Blumenthal "Quiet Light for Data Ctrs"

Prof. Dan Blumenthal’s FRESCO project featured in The UCSB Current article “Quiet Light for Future Data Centers”

image in a data center

Blumenthal’s project aims to bring the data center into an energy efficient scalable future

The deluge of data we transmit across the globe via the internet-enabled devices and services that come online every day has required us to become much more efficient with the power, bandwidth and physical space needed to maintain the technology of our modern online lives and businesses.

“Much of the world today is interconnected and relies on data centers for everything from business to financial to social interactions,” said Daniel Blumenthal, a professor of electrical and computer engineering at UC Santa Barbara. The amount of data now being processed is growing so fast that the power needed just to get it from one place to another along the so-called information superhighway constitutes a significant portion of the world’s total energy consumption, he said. This is particularly true of interconnects — the part of the internet infrastructure tasked with getting data from one location to another.

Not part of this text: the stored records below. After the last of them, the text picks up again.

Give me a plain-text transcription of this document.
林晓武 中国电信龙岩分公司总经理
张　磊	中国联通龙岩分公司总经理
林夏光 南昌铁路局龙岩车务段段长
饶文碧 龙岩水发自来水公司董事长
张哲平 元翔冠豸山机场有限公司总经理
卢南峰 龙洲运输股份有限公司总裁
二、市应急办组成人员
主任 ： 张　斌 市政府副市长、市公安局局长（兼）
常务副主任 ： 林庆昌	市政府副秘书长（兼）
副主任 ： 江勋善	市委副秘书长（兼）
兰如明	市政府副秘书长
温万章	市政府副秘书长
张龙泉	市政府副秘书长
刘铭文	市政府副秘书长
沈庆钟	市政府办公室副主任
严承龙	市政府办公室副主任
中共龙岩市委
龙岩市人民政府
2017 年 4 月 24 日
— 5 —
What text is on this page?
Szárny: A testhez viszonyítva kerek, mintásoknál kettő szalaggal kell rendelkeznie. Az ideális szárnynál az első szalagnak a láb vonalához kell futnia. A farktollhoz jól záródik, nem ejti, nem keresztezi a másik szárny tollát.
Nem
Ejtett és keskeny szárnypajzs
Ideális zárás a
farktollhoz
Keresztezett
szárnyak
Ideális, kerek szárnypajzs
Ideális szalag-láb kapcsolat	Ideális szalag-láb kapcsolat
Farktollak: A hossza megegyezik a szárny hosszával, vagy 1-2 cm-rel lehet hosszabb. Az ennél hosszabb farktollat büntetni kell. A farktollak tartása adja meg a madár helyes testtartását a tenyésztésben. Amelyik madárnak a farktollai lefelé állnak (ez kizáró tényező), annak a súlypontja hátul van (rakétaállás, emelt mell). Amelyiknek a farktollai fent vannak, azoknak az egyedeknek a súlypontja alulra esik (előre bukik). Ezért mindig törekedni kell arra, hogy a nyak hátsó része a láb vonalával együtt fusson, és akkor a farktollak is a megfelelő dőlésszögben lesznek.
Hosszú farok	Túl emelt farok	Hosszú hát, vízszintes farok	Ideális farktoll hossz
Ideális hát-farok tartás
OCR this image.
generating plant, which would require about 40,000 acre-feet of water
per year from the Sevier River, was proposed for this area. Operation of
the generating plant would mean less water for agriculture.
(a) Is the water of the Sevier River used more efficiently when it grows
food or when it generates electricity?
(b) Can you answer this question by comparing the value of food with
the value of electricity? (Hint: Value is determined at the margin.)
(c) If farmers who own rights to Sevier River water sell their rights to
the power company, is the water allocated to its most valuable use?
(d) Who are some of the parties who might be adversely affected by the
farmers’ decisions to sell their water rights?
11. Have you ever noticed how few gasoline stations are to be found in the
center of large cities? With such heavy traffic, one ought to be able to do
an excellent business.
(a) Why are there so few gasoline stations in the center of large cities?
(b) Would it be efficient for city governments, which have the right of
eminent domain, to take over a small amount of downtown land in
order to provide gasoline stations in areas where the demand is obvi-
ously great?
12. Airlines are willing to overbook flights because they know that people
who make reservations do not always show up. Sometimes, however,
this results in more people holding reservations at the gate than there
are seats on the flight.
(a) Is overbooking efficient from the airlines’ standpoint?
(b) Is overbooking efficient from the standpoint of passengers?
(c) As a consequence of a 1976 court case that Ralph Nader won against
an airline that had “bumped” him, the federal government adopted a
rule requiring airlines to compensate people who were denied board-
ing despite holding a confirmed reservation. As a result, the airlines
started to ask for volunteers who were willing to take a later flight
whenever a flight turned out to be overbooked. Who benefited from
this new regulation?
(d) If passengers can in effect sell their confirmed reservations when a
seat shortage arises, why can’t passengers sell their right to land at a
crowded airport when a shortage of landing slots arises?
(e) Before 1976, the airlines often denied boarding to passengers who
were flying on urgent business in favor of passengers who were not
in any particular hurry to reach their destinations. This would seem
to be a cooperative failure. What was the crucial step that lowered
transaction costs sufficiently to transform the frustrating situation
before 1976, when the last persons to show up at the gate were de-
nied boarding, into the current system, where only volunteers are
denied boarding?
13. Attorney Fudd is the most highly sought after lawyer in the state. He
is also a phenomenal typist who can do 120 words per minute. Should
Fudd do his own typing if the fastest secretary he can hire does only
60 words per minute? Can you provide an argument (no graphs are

“Think of interconnects as the highways and the roads that move data,” Blumenthal said. There are several levels of interconnects, from the local types that move data from one device on a circuit to the next, to versions that are responsible for linkages between data centers. The energy required to power interconnects alone is 10% of the world’s total energy consumption and climbing, thanks to the growing amount of data that these components need to turn from electronic signals to light, and back to electronic signals. The energy needed to keep the data servers cool also adds to total power consumption.

“The amount of worldwide data traffic is driving up the capacity inside data centers to unprecedented levels and today’s engineering solutions break down,” Blumenthal explained. “Using conventional methods as this capacity explodes places a tax on the energy and cost requirements of optical communications between physical equipment, so we need drastically new approaches.”

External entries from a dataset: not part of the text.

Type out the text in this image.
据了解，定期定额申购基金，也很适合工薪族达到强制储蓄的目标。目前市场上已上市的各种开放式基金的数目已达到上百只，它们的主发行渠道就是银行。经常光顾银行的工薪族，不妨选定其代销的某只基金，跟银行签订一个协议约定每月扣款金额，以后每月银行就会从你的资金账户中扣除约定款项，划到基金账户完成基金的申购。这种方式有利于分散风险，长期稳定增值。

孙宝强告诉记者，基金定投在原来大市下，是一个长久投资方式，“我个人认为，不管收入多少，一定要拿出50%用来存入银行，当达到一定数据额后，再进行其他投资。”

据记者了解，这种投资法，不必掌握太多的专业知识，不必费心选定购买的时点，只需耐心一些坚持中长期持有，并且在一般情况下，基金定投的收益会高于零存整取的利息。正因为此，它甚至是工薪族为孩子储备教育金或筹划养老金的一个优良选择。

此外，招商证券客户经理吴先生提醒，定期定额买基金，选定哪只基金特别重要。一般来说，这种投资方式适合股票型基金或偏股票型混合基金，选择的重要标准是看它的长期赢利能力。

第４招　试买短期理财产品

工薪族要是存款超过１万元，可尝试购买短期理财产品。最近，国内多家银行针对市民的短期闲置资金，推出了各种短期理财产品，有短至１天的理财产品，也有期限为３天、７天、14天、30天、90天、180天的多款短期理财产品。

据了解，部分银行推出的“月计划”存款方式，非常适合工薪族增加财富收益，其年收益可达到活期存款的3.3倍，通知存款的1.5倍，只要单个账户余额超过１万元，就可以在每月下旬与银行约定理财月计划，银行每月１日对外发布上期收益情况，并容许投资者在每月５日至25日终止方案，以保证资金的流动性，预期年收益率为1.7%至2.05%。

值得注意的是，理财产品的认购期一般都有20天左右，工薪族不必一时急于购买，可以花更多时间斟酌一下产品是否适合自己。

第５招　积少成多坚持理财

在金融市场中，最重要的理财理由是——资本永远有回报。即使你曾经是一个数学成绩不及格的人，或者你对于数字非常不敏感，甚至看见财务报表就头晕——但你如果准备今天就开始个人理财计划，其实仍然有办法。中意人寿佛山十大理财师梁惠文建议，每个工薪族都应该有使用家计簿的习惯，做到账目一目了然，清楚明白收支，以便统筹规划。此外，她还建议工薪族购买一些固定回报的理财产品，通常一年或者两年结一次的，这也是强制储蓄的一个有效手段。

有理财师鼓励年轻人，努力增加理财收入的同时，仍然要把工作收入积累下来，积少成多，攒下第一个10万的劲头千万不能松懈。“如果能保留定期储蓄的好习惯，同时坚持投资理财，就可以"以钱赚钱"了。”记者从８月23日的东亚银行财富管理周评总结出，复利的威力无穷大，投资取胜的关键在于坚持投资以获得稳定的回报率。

As the demand for additional infrastructure to maintain the performance of the superhighways increases, the physical space needed for all these components and data centers is becoming a limiting factor, creating bottlenecks of information flow even as data processing chipsets increase their capacity to what could be a whopping 100 terabytes per second for a single chip in the not too far future. This level of expected scaling was unheard of not just a handful of years ago and now it appears that is where the world is headed.

“The challenge we have is to ramp up for when that happens,” said Blumenthal, who also serves as director for UC Santa Barbara’s Terabit Optical Ethernet Center, and represents UC Santa Barbara in Microsoft’s Optics for the Cloud Research Alliance.

This challenge is a now job for Blumenthal’s ARPA-e project called FRESCO: FREquency Stabilized COherent Optical Low-Energy Wavelength Division Multiplexing DC Interconnects. Bringing the speed, high data capacity and low-energy use of light (optics) to advanced internet infrastructure architecture, the FRESCO team aims to solve the data center bottleneck while bringing energy usage and space needs to a sustainable and engineerable level.